The private sector - from pharmacies to supermarkets and food manufacturers - should play a bigger role in schemes to improve public health, the prime minister was told today.
Private sector marketing of foods could provide a model for government campaigns aimed at trying to make people adopt healthier lifestyles, according to a series of reports on improving the nation's health.
The reports have been prepared for Tony Blair by a range of interested parties, including the pharmaceutical industry, food retailers, thinktanks and public health experts.
The pharmaceutical chain Boots advocates public health campaigns adopting similar messages to its own marketing campaigns for medicines.
In its paper, Boots' head of corporate affairs, Peter Gibson, writes that people are more likely to buy treatments for minor ailments that "allow them to feel empowered and more in control of their health".
One example was the chain's "hayfever survival kit", which was "really just a way of packaging up advice and discounting the more effective treatments".
But Boots believes presentation of health messages is key to their success as the kit was viewed as "much more empowering" by consumers.

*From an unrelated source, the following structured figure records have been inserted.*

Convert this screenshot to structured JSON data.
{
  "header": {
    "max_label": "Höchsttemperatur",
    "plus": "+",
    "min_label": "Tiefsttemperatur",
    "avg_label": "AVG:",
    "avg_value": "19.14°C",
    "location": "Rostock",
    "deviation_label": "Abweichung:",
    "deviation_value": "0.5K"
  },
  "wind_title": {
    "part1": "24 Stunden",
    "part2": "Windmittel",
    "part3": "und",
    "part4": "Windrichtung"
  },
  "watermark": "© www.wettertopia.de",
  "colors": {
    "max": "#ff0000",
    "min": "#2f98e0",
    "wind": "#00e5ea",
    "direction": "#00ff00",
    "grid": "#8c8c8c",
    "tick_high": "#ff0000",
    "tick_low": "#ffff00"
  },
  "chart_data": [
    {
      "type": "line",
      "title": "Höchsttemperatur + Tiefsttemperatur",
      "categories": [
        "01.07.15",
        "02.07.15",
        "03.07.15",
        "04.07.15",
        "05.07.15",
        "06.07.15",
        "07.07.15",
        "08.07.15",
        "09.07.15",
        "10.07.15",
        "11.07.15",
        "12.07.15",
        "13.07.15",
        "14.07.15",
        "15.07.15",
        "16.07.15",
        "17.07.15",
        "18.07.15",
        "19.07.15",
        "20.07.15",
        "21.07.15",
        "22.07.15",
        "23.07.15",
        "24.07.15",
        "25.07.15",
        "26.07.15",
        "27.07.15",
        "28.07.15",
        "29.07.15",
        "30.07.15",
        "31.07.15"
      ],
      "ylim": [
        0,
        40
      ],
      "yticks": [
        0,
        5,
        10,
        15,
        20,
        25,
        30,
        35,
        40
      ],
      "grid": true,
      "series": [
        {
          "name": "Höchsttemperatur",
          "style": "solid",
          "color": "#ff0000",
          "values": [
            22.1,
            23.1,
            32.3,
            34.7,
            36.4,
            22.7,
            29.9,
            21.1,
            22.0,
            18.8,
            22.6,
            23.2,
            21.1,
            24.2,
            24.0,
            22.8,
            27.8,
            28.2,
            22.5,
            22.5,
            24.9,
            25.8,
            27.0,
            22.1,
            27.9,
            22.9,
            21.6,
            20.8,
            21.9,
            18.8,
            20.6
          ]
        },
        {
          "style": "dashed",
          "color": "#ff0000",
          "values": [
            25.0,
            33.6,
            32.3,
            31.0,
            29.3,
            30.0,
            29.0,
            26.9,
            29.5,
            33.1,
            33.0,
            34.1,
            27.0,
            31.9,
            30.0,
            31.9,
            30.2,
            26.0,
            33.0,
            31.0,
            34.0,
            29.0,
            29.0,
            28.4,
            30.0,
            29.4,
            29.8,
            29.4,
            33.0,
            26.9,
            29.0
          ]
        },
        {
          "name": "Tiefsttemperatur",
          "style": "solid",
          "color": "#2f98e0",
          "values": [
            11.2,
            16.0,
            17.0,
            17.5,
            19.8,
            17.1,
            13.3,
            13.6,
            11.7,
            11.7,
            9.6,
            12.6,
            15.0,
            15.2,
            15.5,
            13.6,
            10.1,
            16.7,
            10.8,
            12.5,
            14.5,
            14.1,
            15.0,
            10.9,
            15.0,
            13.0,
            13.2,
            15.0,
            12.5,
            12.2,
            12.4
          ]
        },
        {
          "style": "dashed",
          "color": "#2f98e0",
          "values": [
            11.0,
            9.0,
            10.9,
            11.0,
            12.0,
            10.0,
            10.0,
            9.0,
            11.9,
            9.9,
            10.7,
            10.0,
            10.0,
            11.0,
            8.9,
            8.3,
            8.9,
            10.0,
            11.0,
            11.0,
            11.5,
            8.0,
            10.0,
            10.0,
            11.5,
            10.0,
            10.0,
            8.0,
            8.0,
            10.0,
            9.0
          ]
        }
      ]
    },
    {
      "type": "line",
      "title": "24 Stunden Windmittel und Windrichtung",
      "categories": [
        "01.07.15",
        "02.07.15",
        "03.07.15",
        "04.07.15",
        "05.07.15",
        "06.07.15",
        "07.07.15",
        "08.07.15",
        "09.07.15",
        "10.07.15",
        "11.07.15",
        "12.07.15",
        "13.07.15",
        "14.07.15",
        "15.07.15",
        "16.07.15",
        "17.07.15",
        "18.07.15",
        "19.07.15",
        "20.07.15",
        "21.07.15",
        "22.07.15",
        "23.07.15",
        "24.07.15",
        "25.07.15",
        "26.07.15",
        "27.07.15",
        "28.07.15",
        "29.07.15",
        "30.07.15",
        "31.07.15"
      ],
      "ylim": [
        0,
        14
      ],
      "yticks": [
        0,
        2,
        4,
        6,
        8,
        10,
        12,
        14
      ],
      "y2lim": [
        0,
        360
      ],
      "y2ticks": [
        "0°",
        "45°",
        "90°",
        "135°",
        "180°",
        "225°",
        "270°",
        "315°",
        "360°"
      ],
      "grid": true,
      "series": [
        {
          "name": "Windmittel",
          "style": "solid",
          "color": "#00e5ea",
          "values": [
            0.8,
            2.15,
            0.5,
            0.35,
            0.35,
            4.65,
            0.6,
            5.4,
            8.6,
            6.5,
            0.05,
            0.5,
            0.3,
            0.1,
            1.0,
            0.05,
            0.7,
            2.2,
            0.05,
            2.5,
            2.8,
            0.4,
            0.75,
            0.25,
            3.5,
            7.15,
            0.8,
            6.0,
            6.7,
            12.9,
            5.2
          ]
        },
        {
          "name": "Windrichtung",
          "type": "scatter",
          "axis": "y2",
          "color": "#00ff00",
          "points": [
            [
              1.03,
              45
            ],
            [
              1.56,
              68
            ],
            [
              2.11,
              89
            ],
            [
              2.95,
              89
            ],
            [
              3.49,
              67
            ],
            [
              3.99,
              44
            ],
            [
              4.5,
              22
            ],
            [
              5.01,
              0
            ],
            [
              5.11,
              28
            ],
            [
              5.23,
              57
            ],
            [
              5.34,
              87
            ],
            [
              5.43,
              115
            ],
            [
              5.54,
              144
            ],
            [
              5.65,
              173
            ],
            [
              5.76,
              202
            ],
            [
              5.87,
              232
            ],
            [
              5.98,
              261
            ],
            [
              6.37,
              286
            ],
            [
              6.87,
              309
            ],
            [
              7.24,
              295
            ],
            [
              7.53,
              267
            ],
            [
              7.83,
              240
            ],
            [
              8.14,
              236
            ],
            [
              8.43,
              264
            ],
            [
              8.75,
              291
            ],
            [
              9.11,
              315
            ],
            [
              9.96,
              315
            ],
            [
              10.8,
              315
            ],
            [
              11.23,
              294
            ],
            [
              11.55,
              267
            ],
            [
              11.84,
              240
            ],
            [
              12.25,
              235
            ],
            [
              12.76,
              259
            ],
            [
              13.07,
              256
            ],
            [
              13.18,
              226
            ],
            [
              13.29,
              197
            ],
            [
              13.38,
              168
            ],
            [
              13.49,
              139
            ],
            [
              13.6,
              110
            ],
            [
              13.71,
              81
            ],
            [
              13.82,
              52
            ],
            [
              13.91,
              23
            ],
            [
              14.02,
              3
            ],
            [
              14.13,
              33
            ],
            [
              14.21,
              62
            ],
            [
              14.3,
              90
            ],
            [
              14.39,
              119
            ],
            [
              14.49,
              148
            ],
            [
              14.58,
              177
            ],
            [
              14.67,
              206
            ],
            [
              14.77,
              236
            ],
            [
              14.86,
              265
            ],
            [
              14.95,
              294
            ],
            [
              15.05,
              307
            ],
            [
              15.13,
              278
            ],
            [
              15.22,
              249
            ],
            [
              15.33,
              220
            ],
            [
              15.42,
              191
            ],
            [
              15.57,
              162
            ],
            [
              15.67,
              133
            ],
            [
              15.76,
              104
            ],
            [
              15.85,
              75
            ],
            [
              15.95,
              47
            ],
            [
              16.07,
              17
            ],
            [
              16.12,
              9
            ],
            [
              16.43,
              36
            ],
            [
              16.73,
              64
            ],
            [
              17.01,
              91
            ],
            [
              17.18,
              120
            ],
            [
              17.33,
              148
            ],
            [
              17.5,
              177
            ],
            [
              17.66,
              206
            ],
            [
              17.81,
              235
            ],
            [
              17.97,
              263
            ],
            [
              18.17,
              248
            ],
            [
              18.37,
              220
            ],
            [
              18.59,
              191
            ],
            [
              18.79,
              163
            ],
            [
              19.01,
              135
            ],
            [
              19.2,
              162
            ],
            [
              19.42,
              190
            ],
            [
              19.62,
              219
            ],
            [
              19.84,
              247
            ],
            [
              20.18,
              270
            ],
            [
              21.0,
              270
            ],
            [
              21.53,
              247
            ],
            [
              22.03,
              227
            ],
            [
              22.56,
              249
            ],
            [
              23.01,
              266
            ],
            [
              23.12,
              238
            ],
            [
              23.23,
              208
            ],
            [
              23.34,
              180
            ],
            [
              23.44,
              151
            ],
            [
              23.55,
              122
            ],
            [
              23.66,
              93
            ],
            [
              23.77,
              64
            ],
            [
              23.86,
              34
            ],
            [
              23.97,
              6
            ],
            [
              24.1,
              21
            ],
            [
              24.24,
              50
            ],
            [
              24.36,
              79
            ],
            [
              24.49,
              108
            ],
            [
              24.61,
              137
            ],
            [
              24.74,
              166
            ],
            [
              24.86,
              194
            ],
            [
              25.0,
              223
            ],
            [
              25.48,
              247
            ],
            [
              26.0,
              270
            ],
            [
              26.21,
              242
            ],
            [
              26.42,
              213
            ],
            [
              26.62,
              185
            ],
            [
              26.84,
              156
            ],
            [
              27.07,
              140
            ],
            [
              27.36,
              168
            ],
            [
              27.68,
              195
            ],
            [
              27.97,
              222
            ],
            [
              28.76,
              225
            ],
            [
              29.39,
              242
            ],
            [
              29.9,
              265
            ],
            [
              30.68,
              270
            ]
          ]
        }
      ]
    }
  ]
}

Mr Gibson added that advertising that offered consumers a positive result - such as reducing hair loss or the appearance of wrinkles - encouraged greater commitment to change their behaviour - ie buy a particular product.
His paper also questioned the role of family doctors in preventing ill health, as Boots' research had found 84% of people would not go to see their GP until they were seriously ill. He writes: "Therefore, what role for GPs in health promotion?"

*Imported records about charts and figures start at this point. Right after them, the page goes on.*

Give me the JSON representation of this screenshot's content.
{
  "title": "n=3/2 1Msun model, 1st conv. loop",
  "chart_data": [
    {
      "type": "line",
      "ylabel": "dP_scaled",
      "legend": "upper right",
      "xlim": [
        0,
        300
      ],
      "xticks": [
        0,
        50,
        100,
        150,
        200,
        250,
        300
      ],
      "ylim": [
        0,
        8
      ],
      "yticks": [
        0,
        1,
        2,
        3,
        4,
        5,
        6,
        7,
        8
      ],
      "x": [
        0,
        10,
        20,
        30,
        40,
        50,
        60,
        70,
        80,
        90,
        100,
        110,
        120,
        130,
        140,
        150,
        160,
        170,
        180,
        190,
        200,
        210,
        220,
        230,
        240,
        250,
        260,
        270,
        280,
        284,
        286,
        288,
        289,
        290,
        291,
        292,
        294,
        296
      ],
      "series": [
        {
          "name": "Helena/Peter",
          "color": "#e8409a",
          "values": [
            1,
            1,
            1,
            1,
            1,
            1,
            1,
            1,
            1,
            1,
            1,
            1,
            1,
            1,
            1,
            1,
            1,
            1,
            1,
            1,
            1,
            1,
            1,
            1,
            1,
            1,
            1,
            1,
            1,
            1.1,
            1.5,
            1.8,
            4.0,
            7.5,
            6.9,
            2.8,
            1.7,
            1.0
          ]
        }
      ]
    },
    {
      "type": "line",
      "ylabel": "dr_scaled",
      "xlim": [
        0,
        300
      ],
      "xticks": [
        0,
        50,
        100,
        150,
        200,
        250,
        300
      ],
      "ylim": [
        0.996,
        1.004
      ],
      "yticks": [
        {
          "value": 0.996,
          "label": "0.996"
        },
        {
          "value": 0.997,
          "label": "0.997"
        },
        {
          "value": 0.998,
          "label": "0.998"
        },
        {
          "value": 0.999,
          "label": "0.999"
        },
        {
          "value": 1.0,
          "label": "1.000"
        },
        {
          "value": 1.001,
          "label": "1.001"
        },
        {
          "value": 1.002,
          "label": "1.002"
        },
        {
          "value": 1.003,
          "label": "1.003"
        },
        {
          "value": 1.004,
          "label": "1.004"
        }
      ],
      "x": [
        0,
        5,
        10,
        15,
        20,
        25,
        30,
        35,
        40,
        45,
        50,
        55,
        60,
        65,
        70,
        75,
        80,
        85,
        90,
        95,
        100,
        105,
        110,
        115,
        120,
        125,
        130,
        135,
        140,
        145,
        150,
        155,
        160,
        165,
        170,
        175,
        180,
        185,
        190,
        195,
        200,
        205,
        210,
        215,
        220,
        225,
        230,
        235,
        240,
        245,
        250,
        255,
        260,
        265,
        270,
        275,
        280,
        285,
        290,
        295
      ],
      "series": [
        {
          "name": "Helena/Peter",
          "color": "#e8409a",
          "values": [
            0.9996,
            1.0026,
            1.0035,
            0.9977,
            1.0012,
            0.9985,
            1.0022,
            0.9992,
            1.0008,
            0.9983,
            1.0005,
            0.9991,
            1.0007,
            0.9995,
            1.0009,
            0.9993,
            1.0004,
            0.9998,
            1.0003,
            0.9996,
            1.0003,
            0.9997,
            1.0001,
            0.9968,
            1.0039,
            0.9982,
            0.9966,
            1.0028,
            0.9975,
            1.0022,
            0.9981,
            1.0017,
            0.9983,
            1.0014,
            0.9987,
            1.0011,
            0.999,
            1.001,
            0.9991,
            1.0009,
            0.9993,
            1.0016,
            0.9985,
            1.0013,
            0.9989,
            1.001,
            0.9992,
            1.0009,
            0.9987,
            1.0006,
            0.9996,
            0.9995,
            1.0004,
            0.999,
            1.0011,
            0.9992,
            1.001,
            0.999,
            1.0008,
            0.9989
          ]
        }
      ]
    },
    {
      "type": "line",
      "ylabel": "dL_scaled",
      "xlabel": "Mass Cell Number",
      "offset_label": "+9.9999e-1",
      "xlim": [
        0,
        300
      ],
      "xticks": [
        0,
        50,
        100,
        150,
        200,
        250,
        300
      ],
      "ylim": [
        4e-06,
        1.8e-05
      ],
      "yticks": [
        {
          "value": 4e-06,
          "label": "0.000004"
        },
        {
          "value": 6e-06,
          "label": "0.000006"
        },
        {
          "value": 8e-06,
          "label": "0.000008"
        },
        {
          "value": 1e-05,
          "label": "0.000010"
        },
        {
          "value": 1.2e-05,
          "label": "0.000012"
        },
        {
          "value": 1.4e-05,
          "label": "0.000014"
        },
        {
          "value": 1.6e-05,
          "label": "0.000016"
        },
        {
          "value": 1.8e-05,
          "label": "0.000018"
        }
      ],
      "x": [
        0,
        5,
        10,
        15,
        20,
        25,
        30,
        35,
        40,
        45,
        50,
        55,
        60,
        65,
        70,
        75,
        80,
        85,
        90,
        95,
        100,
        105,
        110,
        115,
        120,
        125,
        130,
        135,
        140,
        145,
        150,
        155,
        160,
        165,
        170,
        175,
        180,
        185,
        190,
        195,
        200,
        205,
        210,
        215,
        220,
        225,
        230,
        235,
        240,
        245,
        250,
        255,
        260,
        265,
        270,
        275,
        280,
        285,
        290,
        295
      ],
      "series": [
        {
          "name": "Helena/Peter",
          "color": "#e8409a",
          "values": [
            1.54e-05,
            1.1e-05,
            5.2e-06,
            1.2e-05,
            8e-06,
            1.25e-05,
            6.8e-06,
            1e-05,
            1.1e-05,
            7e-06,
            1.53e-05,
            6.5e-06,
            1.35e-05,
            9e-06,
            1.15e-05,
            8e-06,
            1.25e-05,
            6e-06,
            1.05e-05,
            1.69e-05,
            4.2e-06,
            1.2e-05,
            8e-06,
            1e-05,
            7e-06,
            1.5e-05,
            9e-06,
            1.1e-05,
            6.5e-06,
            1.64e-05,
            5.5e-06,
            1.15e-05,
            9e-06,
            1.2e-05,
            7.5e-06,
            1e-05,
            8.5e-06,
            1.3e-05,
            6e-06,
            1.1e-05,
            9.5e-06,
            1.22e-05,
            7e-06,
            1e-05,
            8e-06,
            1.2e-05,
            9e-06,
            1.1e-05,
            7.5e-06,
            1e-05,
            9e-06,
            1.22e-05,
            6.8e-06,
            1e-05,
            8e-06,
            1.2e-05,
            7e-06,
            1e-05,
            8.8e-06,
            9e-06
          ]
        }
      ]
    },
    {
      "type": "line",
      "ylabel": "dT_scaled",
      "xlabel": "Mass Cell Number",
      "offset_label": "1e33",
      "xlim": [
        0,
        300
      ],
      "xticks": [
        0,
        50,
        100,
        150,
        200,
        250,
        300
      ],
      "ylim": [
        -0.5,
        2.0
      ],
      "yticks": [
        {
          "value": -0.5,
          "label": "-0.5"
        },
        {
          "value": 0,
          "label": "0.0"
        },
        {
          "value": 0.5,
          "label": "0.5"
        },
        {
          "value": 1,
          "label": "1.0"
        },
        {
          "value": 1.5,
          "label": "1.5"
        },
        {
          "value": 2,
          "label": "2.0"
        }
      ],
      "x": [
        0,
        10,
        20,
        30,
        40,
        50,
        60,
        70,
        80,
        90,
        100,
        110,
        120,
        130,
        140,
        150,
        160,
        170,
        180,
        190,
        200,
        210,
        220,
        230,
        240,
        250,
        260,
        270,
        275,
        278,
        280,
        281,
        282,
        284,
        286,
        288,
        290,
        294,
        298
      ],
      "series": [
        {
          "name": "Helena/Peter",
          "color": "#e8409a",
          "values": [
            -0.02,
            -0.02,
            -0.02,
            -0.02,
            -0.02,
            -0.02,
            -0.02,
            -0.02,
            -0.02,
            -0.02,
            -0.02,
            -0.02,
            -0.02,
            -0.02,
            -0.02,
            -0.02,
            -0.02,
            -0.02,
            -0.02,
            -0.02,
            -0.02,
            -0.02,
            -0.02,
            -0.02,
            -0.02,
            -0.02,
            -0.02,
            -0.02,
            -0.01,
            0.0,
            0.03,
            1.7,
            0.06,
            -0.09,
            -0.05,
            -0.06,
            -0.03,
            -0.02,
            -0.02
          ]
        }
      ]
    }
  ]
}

In another paper - produced in association with Boots - David Taylor, professor of pharmaceutical and public health policy at the University of London, advocates an expanded role for the private and voluntary sectors.
He writes: "Individuals, charities, companies and the state should work together to identify common goals, and use their combined resources to achieve them."
The professor suggests that the state should relinquish providing some healthcare services in the home as it would be "better" for people if they obtained them from commercial providers.
He writes: "Walking to the shops' for food and medicines (and perhaps some social contact) may in many ways be better for health than using home delivery services."
Most of the reports, shared the view that the government's most effective means of improving public health was through regulation - such as the forthcoming ban on public smoking.
But local initiatives - either by community groups or retailers - were more likely to encourage people to change their behaviour as they were not regarded as nanny state schemes.